Es werden sich auch jederzeit große Mehrheiten in diesem Landtag finden lassen, wenn es darum geht, den Schülerinnen und Schülern in den Klassen 10 bis 13 ordentliche Abschlüsse zu ermöglichen. Auch da wirken wir gerne mit, liebe Kolleginnen und Kollegen.

Sollte die Landesregierung den Landtag um neue Kreditermächtigungen bitten, um endlich auch unsere Städte und Gemeinden unter den finanziellen Rettungsschirm des Landes zu stellen, was dringend notwendig ist, dann wäre Ihnen eine überwältigende Mehrheit in diesem Hause sicherlich gewiss.

(Beifall von der SPD und den GRÜNEN)

Denn ein Schutzschirm für unsere Kommunen ist ein Schutzschirm für die Daseinsvorsorge und damit ein Schutzschirm für die Lebensqualität, aber auch für die Sicherheit der Menschen in unserem Land. Deshalb müssen die Kommunen unter den Schutzschirm des Landes. Wir fordern das bereits seit Anbeginn der Krise.

(Beifall von der SPD und den GRÜNEN)

Wenn Sie jetzt etwas tun wollen, wie Sie es eben angekündigt haben, dann ist das gut und richtig. Dabei unterstützen wir Sie auch. Aber es darf nicht darauf begrenzt sein, dass Kommunen längere Fristen zur Haushaltskonsolidierung bekommen oder einfach nur weitere Spielräume ermöglicht werden. Nein, die Kommunen brauchen frisches Geld. Das ist dringend notwendig, um atmen zu können.

(Beifall von der SPD und den GRÜNEN – Christian Dahm [SPD]: So ist das!)

Liebe Frau Scharrenbach, wenn Sie solche Maßnahmen planen, dann können wir Sie unterstützen. Aber es wäre gut und richtig und kollegial auch fair, wenn Sie nicht nur die Abgeordneten von CDU und FDP mit einem Brief darüber informieren würden, sondern auch die Opposition.

(Beifall von der SPD und den GRÜNEN)

Die SPD-Fraktion wird die Landesregierung bei allen Maßnahmen unterstützen, die erforderlich sind, um

das Leben von Menschen zu retten, ihre Gesundheit zu schützen, ihre wirtschaftliche Existenz zu sichern.

Nur eines werden wir nicht tun – heute nicht und zu keinem anderen Zeitpunkt –: Die SPD unterstützt keine verfassungswidrigen Gesetze und Ermächtigungen, meine Damen und Herren.

(Beifall von der SPD – Vereinzelt Beifall von den GRÜNEN)

Die Coronapandemie ist eine schwere Gesundheitskrise, aber sie ist keine Krise der Demokratie und keine Krise des Parlamentarismus. Und niemand darf sie dazu machen.

(Beifall von der SPD – Vereinzelt Beifall von den GRÜNEN)

Dies ist nun die Zeit für mutiges und entschlossenes Handeln, aber es ist nicht die Zeit für Notstandsgesetze oder für Freibriefe für die Exekutive.

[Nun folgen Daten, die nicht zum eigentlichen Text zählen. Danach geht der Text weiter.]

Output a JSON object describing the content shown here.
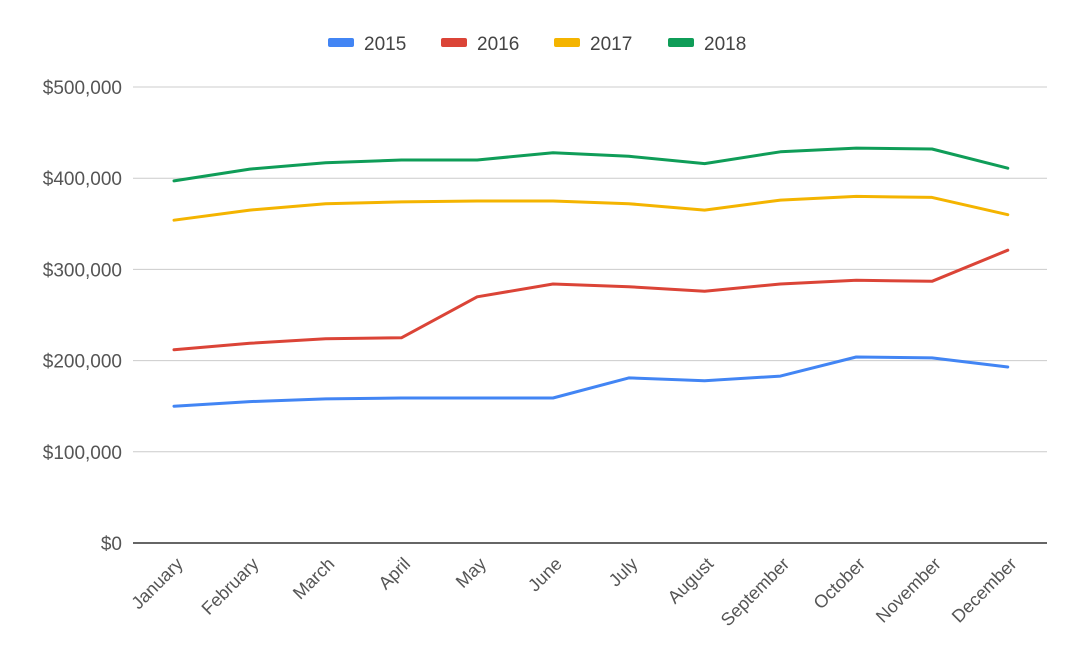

(Beifall von der SPD und Arndt Klocke [GRÜNE])

Dieser Landtag hat einen Verfassungsauftrag, und die SPD-Fraktion wird darauf bestehen, dass er ihn auch erfüllt.

Deshalb können wir Ihrem Entwurf zu dem Epidemiegesetz in seiner gegenwärtigen Form nicht zustimmen, schon gar nicht in einem übereilten Verfahren.

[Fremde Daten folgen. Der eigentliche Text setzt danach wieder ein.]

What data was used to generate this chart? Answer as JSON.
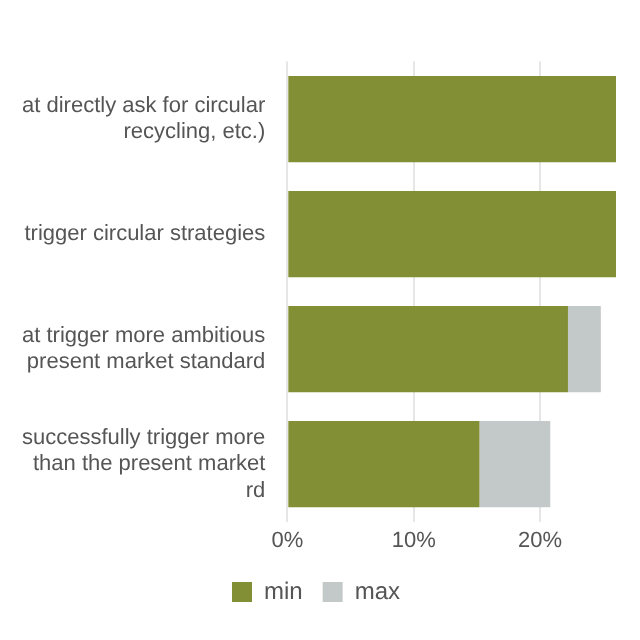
{
  "chart_data": {
    "type": "bar",
    "orientation": "horizontal",
    "stacked": true,
    "categories": [
      "at directly ask for circular\nrecycling, etc.)",
      "trigger circular strategies",
      "at trigger more ambitious\npresent market standard",
      "successfully trigger more\nthan the present market\nrd"
    ],
    "series": [
      {
        "name": "min",
        "color": "#838f35",
        "values": [
          26,
          26,
          22.2,
          15.2
        ]
      },
      {
        "name": "max",
        "color": "#c3c9c8",
        "values": [
          0,
          0,
          2.6,
          5.6
        ]
      }
    ],
    "xlim": [
      0,
      26
    ],
    "xticks": [
      {
        "value": 0,
        "label": "0%"
      },
      {
        "value": 10,
        "label": "10%"
      },
      {
        "value": 20,
        "label": "20%"
      }
    ],
    "grid": "x",
    "legend": "bottom"
  }
}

Aus diesem Grund begrüßen wir es ausdrücklich, dass Regierung und Mehrheitsfraktionen eingelenkt haben und nun ein zumindest annähernd geordnetes Beratungsverfahren mit Sachverständigenanhörungen und ein vernünftiges Entscheidungsverfahren möglich sein werden.

Vor gut einer Woche haben wir genau an dieser Stelle gestanden – ich denke, wir alle können uns noch daran erinnern – und haben den Ärztinnen und Ärzten, Krankenschwestern und Pflegerinnen und Pflegern applaudiert; gemeinsam und solidarisch – ja, das war bewegend, darf ich sagen. Denn viele Menschen arbeiten derzeit weit über ihre Kräfte hinaus. In den Krankenhäusern, Pflegeeinrichtungen, Altenheimen und Arztpraxen schuften die Betroffenen, damit diese Gesundheitskrise bestmöglich bewältigt wird. Diese Menschen haben unseren Respekt verdient.

(Beifall von der SPD und den GRÜNEN – Ver- einzelt Beifall von der CDU und der FDP)

Ganz viele Menschen, wie zum Beispiel Medizinstudierende – der Ministerpräsident sprach von 400 Studierenden in Düsseldorf; ich habe noch höhere Zahlen von der Fakultät in Münster gehört –, sind bereit, sich ehrenamtlich zu engagieren und einzubringen. Es gibt viele pensionierte Pflegekräfte und Ärztinnen und Ärzte, die sagen: Ja, wir sind bereit, in dieser schwierigen Situation zu helfen.